The map of medicine provides GPs with information to help them to determine the best possible treatment options for their patients, including information on the various patterns of onset, diagnostic tests and medical treatment of rheumatoid arthritis. It is a map of best available research evidence and of best-evidence clinical guidelines. It displays this knowledge in a pathway that is easy to use and presented in a particular format, reflecting the patient journey and providing a framework for developing local pathways.

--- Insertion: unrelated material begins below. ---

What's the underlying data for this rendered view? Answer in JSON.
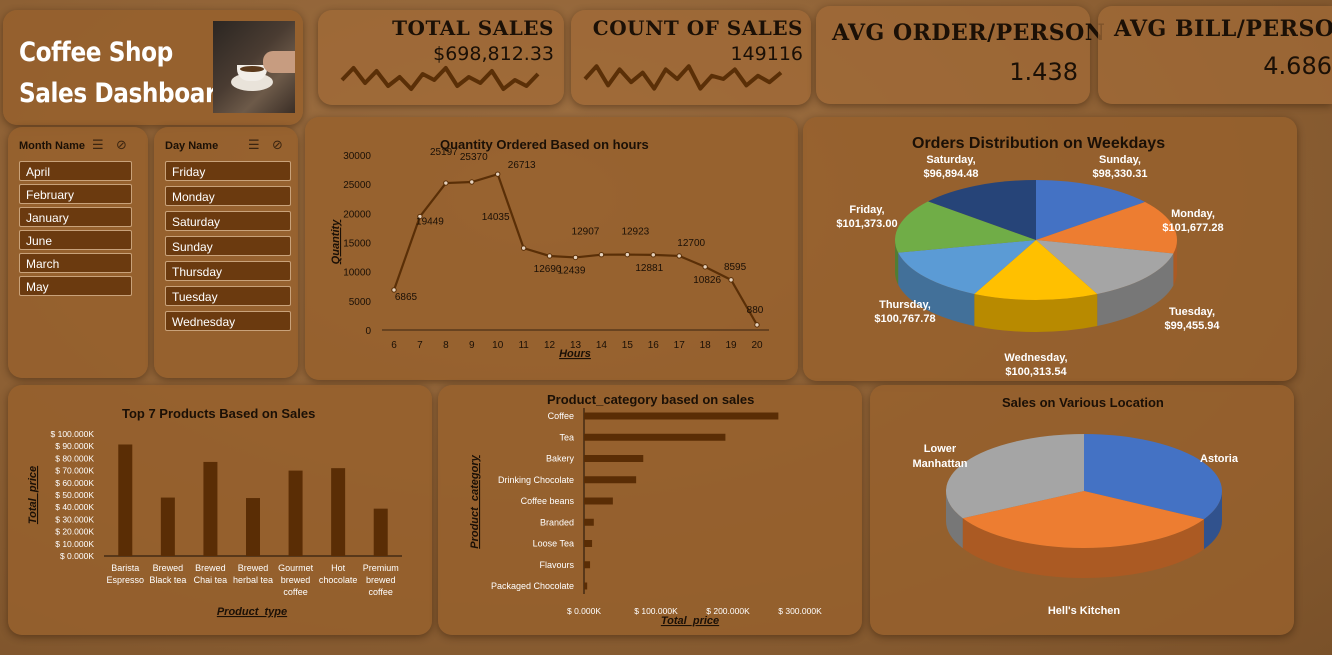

The Rheumatology Futures Group is examining how to raise GPs' and primary health care professionals' awareness of inflammatory arthritis, including through educational material for GPs and practice nurses to increase awareness of early inflammatory arthritis in primary care. It is also examining pharmacists encouraging their patients who attend regularly for analgesic medication to seek advice from their GP, if inflammatory arthritis is a possibility. That is a different approach, as I am sure hon. Members will recognise. If someone regularly attends a pharmacy for anti-inflammatory painkillers, the pharmacist could ask, "Have you been to your doctor?" From all the evidence that I have described, it is evident that there is a willingness, a desire and a need to treat MSK conditions differently.

Hon. Members have rightly mentioned the economy and Dame Carol Black's review. We agree on the importance of early diagnosis, and PCTs need to work with their providers. In our response to Dame Carol Black's review of the health of the working-age population, "Working for a healthier tomorrow", the Government set out a number of new and existing initiatives to support people entering, staying in or returning to work.

Pathways to work, which is available to all individuals claiming benefits due to a health condition or disability, offers a mixture of mandatory interviews and voluntary programmes. I heard what was said about the interviews, how they are called and, in some instances, the ridiculousness, in terms of access, of where they are held-[Interruption.] I think that the hon. Member for Guildford has spread her throat infection rapidly across to me, although I am not sure how that has been achieved. The interviews need to be reviewed. I note the serious comments that have been made, not just as a Minister but as a constituency Member of Parliament, because I am also aware of some of the concerns.